Start Adding Cream Of Tartar To Your Tomatoes For Maximum Flavor

When in the peak of tomato season, doing anything to alter the flavor of these delicious fruits probably sounds like madness. Red, gold, and green tomatoes, straight from the vine, deserve nothing more than a bit of salt, right? This may add some extra flavor, however, if you really want to take your fruit to the next level, all you have to do is reach for the cream of tartar. Bearing a name that conjures confusion, this ingredient is an acidic powder that was first identified as a byproduct of the winemaking process. 

Potassium hydrogen tartrate naturally forms in grapes due to acid dissociation of tartaric acid, and you may have even seen its formation as small clusters of "wine crystals" that can form inside bottles that have been allowed to sit. It has been used since the 18th century for a variety of applications, culinary and otherwise, mainly as a stabilizer. In this role, cream of tartar is added to whipped cream, egg whites, and batters to help their delicate foam structures hold their shape.

Tomatoes, though, aren't a foam, but a ripe fruit, so it's perfectly understandable that you may wonder how cream of tartar can help boost its flavor. The answer lies in understanding further what the substance is and how it is made.

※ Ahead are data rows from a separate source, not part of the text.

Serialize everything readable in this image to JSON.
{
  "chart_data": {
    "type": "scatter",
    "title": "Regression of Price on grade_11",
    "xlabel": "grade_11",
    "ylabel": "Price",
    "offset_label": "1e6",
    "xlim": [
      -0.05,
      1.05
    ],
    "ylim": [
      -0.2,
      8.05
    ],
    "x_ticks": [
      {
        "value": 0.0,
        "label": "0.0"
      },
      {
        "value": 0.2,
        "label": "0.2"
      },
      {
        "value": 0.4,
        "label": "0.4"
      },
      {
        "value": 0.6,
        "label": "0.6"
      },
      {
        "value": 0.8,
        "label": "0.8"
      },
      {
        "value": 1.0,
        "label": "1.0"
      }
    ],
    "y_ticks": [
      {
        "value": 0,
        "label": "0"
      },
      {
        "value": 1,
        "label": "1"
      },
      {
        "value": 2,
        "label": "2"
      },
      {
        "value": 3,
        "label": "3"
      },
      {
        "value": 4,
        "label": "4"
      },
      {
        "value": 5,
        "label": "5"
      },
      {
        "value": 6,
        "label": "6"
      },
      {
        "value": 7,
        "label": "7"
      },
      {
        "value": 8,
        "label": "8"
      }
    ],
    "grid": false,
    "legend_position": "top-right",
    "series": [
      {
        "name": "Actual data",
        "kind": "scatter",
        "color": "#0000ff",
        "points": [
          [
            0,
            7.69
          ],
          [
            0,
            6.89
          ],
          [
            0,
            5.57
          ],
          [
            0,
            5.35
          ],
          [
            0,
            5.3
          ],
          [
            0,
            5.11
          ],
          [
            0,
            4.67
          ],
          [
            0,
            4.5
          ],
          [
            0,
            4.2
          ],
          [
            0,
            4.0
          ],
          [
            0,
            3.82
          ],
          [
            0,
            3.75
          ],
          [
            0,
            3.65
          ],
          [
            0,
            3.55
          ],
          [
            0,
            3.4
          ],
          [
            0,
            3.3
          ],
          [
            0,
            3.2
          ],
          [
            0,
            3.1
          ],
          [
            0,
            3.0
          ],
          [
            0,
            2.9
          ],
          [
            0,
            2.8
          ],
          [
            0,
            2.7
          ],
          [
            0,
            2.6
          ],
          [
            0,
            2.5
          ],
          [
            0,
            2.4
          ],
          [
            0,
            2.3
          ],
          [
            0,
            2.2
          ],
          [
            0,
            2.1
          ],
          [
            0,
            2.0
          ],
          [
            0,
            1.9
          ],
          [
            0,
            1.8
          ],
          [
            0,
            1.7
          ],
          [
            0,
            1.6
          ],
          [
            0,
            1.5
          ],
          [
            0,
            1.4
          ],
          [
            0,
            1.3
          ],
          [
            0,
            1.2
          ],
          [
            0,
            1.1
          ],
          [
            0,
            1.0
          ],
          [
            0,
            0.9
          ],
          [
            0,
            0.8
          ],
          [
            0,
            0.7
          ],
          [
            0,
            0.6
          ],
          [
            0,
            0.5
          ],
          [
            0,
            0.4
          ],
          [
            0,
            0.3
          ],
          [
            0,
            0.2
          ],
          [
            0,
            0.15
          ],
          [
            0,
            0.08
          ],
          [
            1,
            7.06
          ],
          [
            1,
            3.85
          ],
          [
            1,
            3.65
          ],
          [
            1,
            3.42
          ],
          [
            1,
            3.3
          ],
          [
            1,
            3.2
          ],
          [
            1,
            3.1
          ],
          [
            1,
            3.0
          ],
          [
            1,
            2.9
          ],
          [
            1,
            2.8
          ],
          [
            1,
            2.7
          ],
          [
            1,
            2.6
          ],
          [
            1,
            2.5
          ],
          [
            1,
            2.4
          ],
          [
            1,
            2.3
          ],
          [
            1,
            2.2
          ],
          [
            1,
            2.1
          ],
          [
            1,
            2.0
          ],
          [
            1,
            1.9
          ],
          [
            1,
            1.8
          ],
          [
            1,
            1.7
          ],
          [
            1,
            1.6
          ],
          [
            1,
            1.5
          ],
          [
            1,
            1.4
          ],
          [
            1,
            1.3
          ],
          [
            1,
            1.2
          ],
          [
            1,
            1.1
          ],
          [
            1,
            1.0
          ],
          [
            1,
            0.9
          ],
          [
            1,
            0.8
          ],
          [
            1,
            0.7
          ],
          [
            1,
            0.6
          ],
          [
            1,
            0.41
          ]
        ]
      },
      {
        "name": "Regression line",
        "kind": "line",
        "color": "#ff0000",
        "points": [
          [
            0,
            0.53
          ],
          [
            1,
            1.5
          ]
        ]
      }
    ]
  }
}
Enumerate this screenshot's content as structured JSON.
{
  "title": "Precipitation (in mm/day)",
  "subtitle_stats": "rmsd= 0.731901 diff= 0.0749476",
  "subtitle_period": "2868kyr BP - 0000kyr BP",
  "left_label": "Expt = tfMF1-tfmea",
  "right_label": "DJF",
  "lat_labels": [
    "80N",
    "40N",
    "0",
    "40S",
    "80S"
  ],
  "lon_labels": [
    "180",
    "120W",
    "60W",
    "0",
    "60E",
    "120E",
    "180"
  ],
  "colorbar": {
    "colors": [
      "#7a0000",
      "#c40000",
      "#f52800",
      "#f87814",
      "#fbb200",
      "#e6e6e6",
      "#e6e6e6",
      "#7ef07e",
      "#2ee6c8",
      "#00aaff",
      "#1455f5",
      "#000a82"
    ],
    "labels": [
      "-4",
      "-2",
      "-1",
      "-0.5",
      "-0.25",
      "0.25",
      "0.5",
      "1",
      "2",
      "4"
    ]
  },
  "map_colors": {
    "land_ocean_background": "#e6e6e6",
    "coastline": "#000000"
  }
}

How does cream of tartar help tomatoes

Most of the acids we employ in cooking are liquids, like vinegar or citrus juices. But they don't have to be. Powdered citric acid is frequently used as a straightforward souring agent, though most often in the commercial culinary realm. Cream of tartar is another powdered acid, but one that delivers tang without other flavors. Whereas a bit of balsamic on your Caprese does add to the experience, you can't escape the thought that its inherent flavor may be masking others.

Cream of tartar, when applied conservatively, can add the acid you seek for your tomato without occluding the gamut of flavors therein. In fact, the substance actually enhances the natural flavor of fruit, not unlike a spotlight that brings your focus to a performer. A tomato's natural acidity is allowed to shine with the support of the acid in the cream of tartar. That acidic accentuation is also responsible for a more nuanced sweetness, as the tartness puts its natural sugars in a more stark contrast.

The key here is to be sparing in the distribution of the cream of tartar. Adding too much will indeed overpower the tomato and lead to off flavors. Dice or slice the fruit in question, season them with salt, pepper, and a scant teaspoon of cream of tartar, and gently toss to combine before letting them sit for a while for the seasoning to penetrate. Once you take a bite, be prepared to be amazed.